August 01, 2004

Mary, Mary, quite the contrary

Mary Kenny appears to have been contracted to write for the Guardian on the same principle as Anne Widdecombe: to provoke the liberal readership. Unfortunately people can generally spot a pantomime dame when they see one, and particularly one as witless as Kenny, who either has no opinion on a subject (as here, where she is "agnostic" on one topic and has "completely contradictory responses" on another) or expresses mutually exclusive views (as here, where she both demands Eurostar's fares be more flexible according to demand and then complains that they're already too complicated).

To be honest, it's hard to believe that it's not all an act, a variation on the columnist in What A Carve-Up! whose torrent of opinions - and the strength of that torrent - was in no way stemmed by knowing nothing about anything she wrote about. A nicer variation, sure, provided you prefer ruthlessness and arrogance replaced by the most patronising manner I've ever come across. Everybody else is "darling" - or "a dear, nice person", or "I know that many Muslims are good people" (gosh, thanks, Ma'am!). In fact she does so much of this that half the time I'm sure it must be an act, nobody could have that little self-awareness. Except that I've come across a few upper-crust airheads in my time, and they were very much like that. Dismiss everybody else with a "don't be silly, darling!" every time they disagree with you and of course your own opinions never have to come under any scrutiny at all. Either Kenny herself is like that, or it's an extremely well-observed study of a particular type.
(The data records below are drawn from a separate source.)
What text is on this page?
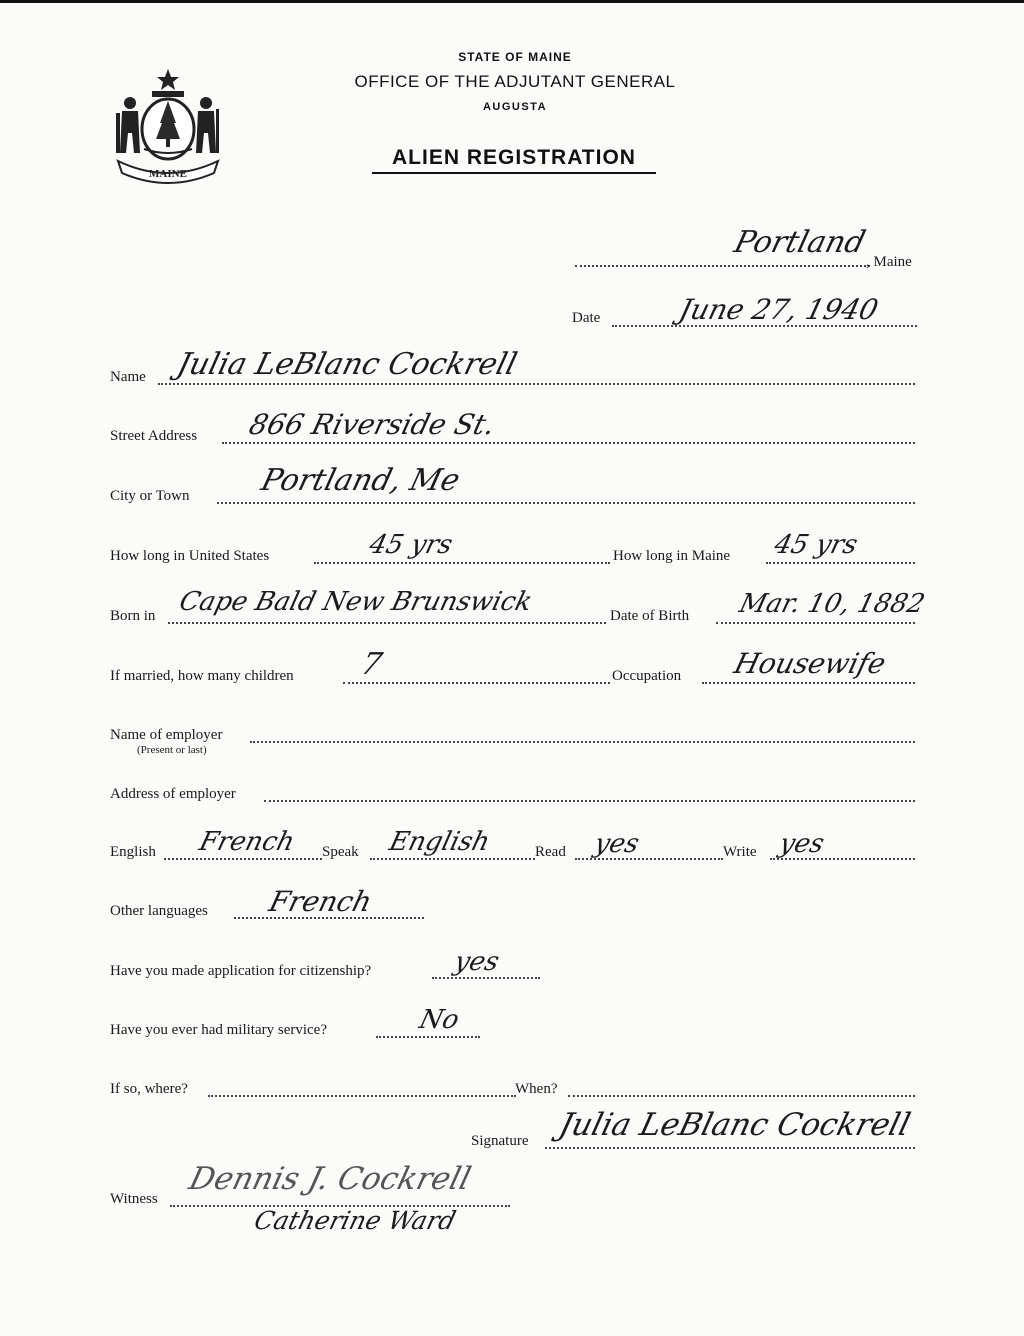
MAINE
STATE OF MAINE
OFFICE OF THE ADJUTANT GENERAL
AUGUSTA
ALIEN REGISTRATION
Portland
, Maine
Date	June 27, 1940
Name Julia LeBlanc Cockrell
Street Address 866 Riverside St.
City or Town Portland, Me
How long in United States	45 yrs	How long in Maine 45 yrs
Born in Cape Bald New Brunswick	Date of Birth Mar. 10, 1882
If married, how many children 7	Occupation Housewife
Name of employer
(Present or last)
Address of employer
English French Speak English	Read yes	Write yes
Other languages French
Have you made application for citizenship?	yes
Have you ever had military service?	No
If so, where?	When?
Signature Julia LeBlanc Cockrell
Witness
Dennis J. Cockrell
Catherine Ward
In fact, she - or the character who she's playing - seems to regard almost everybody else as some sort of child to be patted on the head - see her ludicrous comments about all the little clubs hanging out their flags, for instance. Or try this week's piece in which the proles are only interested in "three-dimensional mobile phones, DVDs, bargain foreign holidays, iPods, TV's Big Brother, the Sun". And what a terribly original point she's making, as if nobody on the Left had ever thought of it before. (By God, no wonder people can get away with this stuff and don't even realise they're getting away with anything, if the Telegraph or the Guardian thinks this is worth paying for.)

Unfortunately though Kenny's point is rather undermined by the fact that she can't even get her quote right. She has Shelley writing:
we are many, they are few

which is not what he wrote. She says "no, darlings, they are many", meaning the proles, with their iPods and the rest. But actually, addressing the same multitude, he told them:

ye are many, they are few

which rather than being the opposite, is exactly what she said herself. The multitude are many. There's no reference to the revolutionaries, or the left, or anything. None at all. There is no "we".

How hard would that have been to get it right? Well, she could have looked up The Mask of Anarchy on Google or something. Or she could have got a researcher to do it (surely somebody could have helped out for the price of an iPod).

Or she could have looked at the programme that everybody who attended the funeral was given, where the words were correctly printed.